Myth Number Six: The CIA successfully recruits foreign assets. The CIA's National Clandestine Service (NCS) relies on walk-ins and rarely recruits major espionage assets. The most successful walk-ins, moreover, such as Col. Oleg Penkovsky, often have great difficulty in getting CIA operatives to accept them.

The NCS has had little success in recruiting assets in the closed world of terrorism or in closed societies such as China, Iran and North Korea. Many of the agents recruited from Cuba, East Germany and the former Soviet Union were double agents reporting to their host governments. The suicide bomber in Afghanistan last month was a double agent.

The CIA has to rely on foreign intelligence liaison sources for sensitive intelligence collection and even the recruitment of foreign assets. There are few al-Qaeda operatives who have been killed or captured without the assistance of foreign liaison, particularly the Pakistani intelligence service. But the suicide bomber at the CIA base in Afghanistan last month was recruited with the help of the Jordanian intelligence service, an extremely risky way to recruit assets; he was brought onto the base without proper inspection and met with more than a dozen officers.

The loss of top-ranking CIA operations officers in Afghanistan points to the need for a review of CIA clandestine operations. The current CIA director, a former congressman, has surrendered to the clandestine culture and cadre; he is unlikely to lead a reform movement. And President Obama's appointment of former CIA deputy director John McLaughlin, a master of the CIA cover-up over the past two decades, points to a continued cover-up.

Instead of a CIA outside the policy community telling truth to power, providing objective and balanced intelligence to policymakers and avoiding policy advocacy, as President Harry S. Truman wanted, we now have the CIA as a paramilitary organization.

Indeed, there has been a trend toward militarization of the entire intelligence community. In the Bush administration, the CIA was significantly weakened, with a director, Michael Hayden, who was a four-star general. The Obama administration appointed a retired admiral to be the director of national intelligence, a retired general to be national security adviser, and retired generals to be ambassadors to key countries such as Afghanistan and Saudi Arabia.

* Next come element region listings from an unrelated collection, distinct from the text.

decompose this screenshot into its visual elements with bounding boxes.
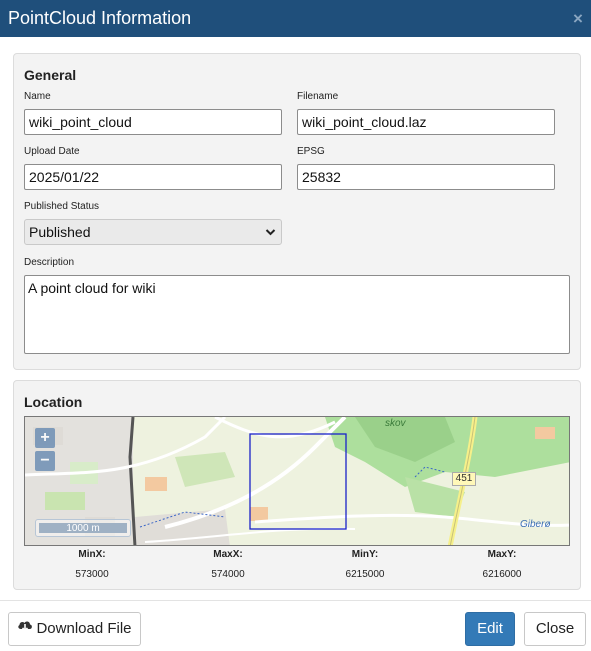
name-label: Name <box>24 91 51 102</box>
map-place-label: Giberø <box>520 519 551 530</box>
location-heading: Location <box>24 394 83 410</box>
cloud-download-icon <box>17 613 33 645</box>
upload-date-field[interactable]: 2025/01/22 <box>24 164 282 190</box>
miny-block: MinY: 6215000 <box>295 549 435 580</box>
description-textarea[interactable]: A point cloud for wiki <box>24 275 570 354</box>
maxx-block: MaxX: 574000 <box>158 549 298 580</box>
scale-label: 1000 m <box>39 523 127 534</box>
map-scale-bar: 1000 m <box>35 519 131 537</box>
published-status-value: Published <box>29 224 91 240</box>
general-heading: General <box>24 67 77 83</box>
chevron-down-icon <box>265 220 276 252</box>
location-map[interactable]: skov 451 Giberø + − 1000 m <box>24 416 570 546</box>
minx-value: 573000 <box>75 569 109 580</box>
minx-label: MinX: <box>78 549 106 560</box>
edit-button[interactable]: Edit <box>465 612 515 646</box>
minx-block: MinX: 573000 <box>22 549 162 580</box>
maxy-block: MaxY: 6216000 <box>432 549 572 580</box>
miny-label: MinY: <box>351 549 379 560</box>
download-file-label: Download File <box>36 620 132 637</box>
name-field[interactable]: wiki_point_cloud <box>24 109 282 135</box>
map-road-number: 451 <box>452 472 476 486</box>
description-label: Description <box>24 257 75 268</box>
filename-label: Filename <box>297 91 339 102</box>
dialog-title: PointCloud Information <box>8 8 192 28</box>
close-button[interactable]: Close <box>524 612 586 646</box>
general-panel: General Name wiki_point_cloud Filename w… <box>13 53 581 370</box>
download-file-button[interactable]: Download File <box>8 612 141 646</box>
epsg-label: EPSG <box>297 146 325 157</box>
maxx-value: 574000 <box>211 569 245 580</box>
dialog-titlebar: PointCloud Information × <box>0 0 591 37</box>
zoom-in-button[interactable]: + <box>35 428 55 448</box>
maxy-value: 6216000 <box>482 569 522 580</box>
miny-value: 6215000 <box>345 569 385 580</box>
zoom-out-button[interactable]: − <box>35 451 55 471</box>
pointcloud-dialog: PointCloud Information × General Name wi… <box>0 0 591 651</box>
maxy-label: MaxY: <box>487 549 517 560</box>
epsg-field[interactable]: 25832 <box>297 164 555 190</box>
location-panel: Location skov 451 Giberø + − 1000 m MinX… <box>13 380 581 590</box>
close-icon[interactable]: × <box>570 0 586 37</box>
filename-field[interactable]: wiki_point_cloud.laz <box>297 109 555 135</box>
published-status-label: Published Status <box>24 201 100 212</box>
map-place-label: skov <box>385 418 406 429</box>
published-status-select[interactable]: Published <box>24 219 282 245</box>
upload-date-label: Upload Date <box>24 146 80 157</box>
dialog-footer: Download File Edit Close <box>0 600 591 651</box>
maxx-label: MaxX: <box>213 549 243 560</box>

By placing the position of the DNI in the hands of the military, the Bush and Obama administrations completed the militarization of the CIA and even the intelligence community itself, where active-duty and retired general officers run the Office of National Intelligence, the National Security Agency, the National Geospatial Intelligence Agency and the National Reconnaissance Office.

The Pentagon is responsible for nearly 90 percent of all personnel in the intelligence community and 85 percent of the community's $75 billion budget. The absence of an independent civilian counter to the power of military intelligence threatens civilian control of the decision to use military power and makes it more likely that intelligence will be tailored to suit the purposes of the Pentagon. This is exactly what President Truman wanted to prevent.

Finally, the Congressional intelligence oversight process has made no genuine effort to monitor CIA's flawed intelligence analysis or its clandestine operations, and failed to challenge the illegal activities of the CIA that were part of the policy process. The chairman of the Senate Intelligence Committee has sat on her hands while CIA Director Leon Panetta methodically dismantled and marginalized the oversight responsibilities of the Office of the Inspector General.


Melvin A. Goodman is national security and intelligence columnist for Truthout. He is senior fellow at the Center for International Policy and adjunct professor of government at Johns Hopkins University. His 42-year government career included service at the CIA, State Department, Defense Department and the US Army. His latest book is "Failure of Intelligence: The Decline and Fall of the CIA."